Grafting of disease-resistant cocoa plants was introduced to cocoa producers in Nicaragua with the support of Colruyt Group's Collibri Foundation and CURLA University. Young people set up small business units around this knowledge and techniques, for example around the production of organic fertilizer, which are linked to the chain as a service. "Working with young people was crucial", says Karen Janssens of Colruyt Group. "They were open to newer methods such as grafting, while many farmers of the older generation are suspicious of new techniques.”
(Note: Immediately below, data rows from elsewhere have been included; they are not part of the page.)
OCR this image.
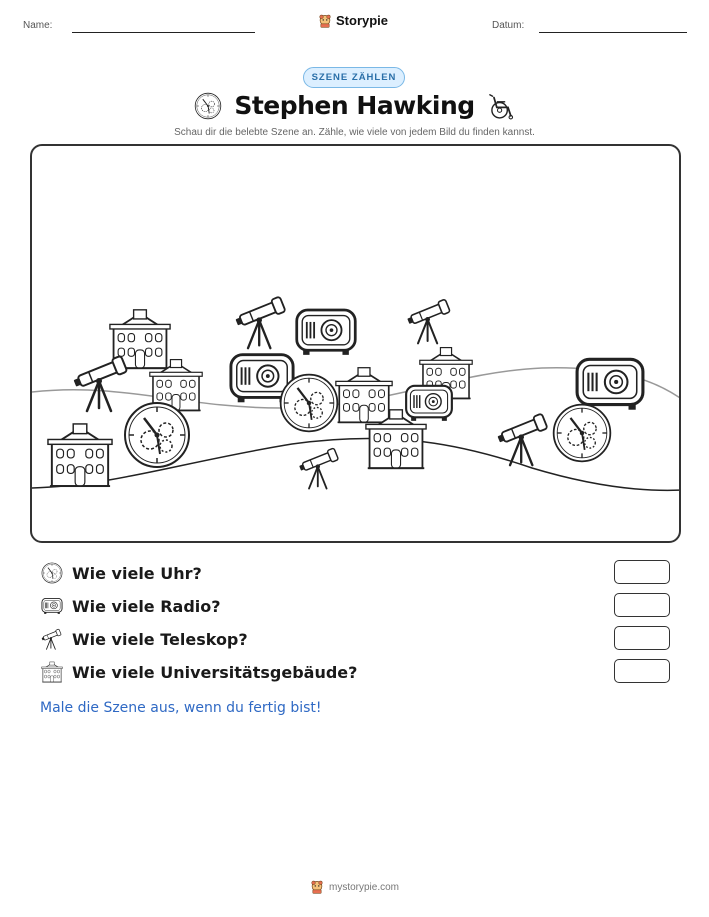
Name:	Storypie	Datum:
SZENE ZÄHLEN
Stephen Hawking
Schau dir die belebte Szene an. Zähle, wie viele von jedem Bild du finden kannst.
Wie viele Uhr?
Wie viele Radio?
Wie viele Teleskop?
Wie viele Universitätsgebäude?
Male die Szene aus, wenn du fertig bist!
mystorypie.com
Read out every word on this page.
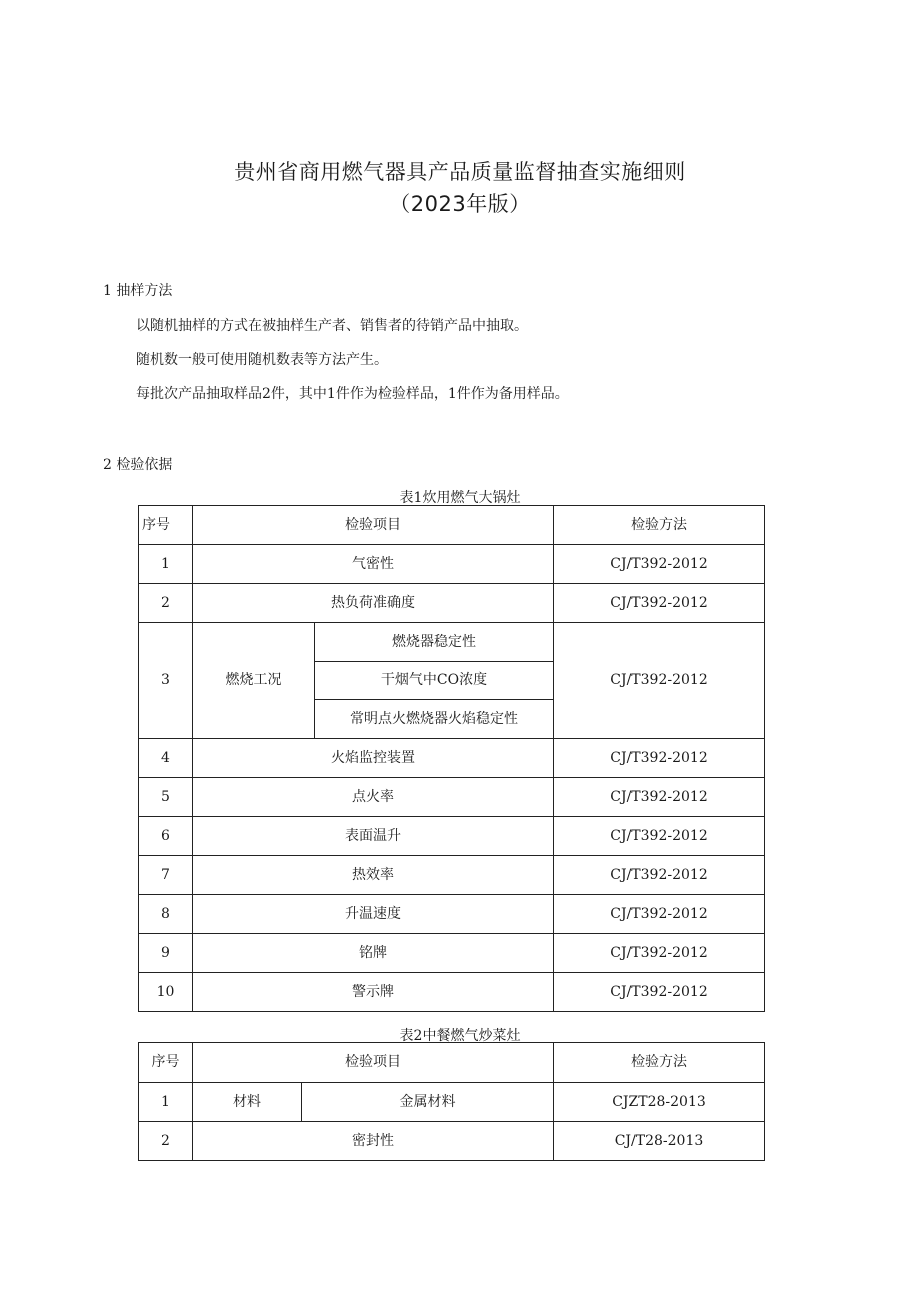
贵州省商用燃气器具产品质量监督抽查实施细则
（2023年版）
1 抽样方法
以随机抽样的方式在被抽样生产者、销售者的待销产品中抽取。
随机数一般可使用随机数表等方法产生。
每批次产品抽取样品2件，其中1件作为检验样品，1件作为备用样品。
2 检验依据
表1炊用燃气大锅灶
序号	检验项目		检验方法
1	气密性		CJ/T392-2012
2	热负荷准确度		CJ/T392-2012
3	燃烧工况	燃烧器稳定性	CJ/T392-2012
		干烟气中CO浓度	
		常明点火燃烧器火焰稳定性	
4	火焰监控装置		CJ/T392-2012
5	点火率		CJ/T392-2012
6	表面温升		CJ/T392-2012
7	热效率		CJ/T392-2012
8	升温速度		CJ/T392-2012
9	铭牌		CJ/T392-2012
10	警示牌		CJ/T392-2012
表2中餐燃气炒菜灶
序号	检验项目		检验方法
1	材料	金属材料	CJZT28-2013
2	密封性		CJ/T28-2013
"But innovation is not limited to new techniques and technologies," concludes Philippe Toussaint. "You can also find it in the process of collaboration and the tools that are used. I am thinking of the workshop methodology and the step-by-step plan that we developed, the screening tool or the application of LINK methodology,... Within the context, these were all innovations".

To summarise: this is what we learned

  • Willingness of partners to actually find a solution requires thinking (and acting) outside of traditional schemes and roles.
  • A (financial) analysis of the cooperative is important. This makes it possible to identify pain points and respond to them. Through temporary pre-financing or access to an export market, they can sometimes grow faster and then gain easier access to new services, e.g. a loan from a bank.
  • Training and access to knowledge are essential to strengthen farmers' organisations and make them fully-fledged partners. Colruyt Group can play a unique role here with its Collibri Foundation fund by linking commercial and training projects.
  • Technology and innovation must be supported by all parties. Farmers want to take ownership. In this way, innovation will be applied effectively.
  • Young people are a potential channel for innovations and new techniques, for example through training programmes. They are by nature more open to innovation.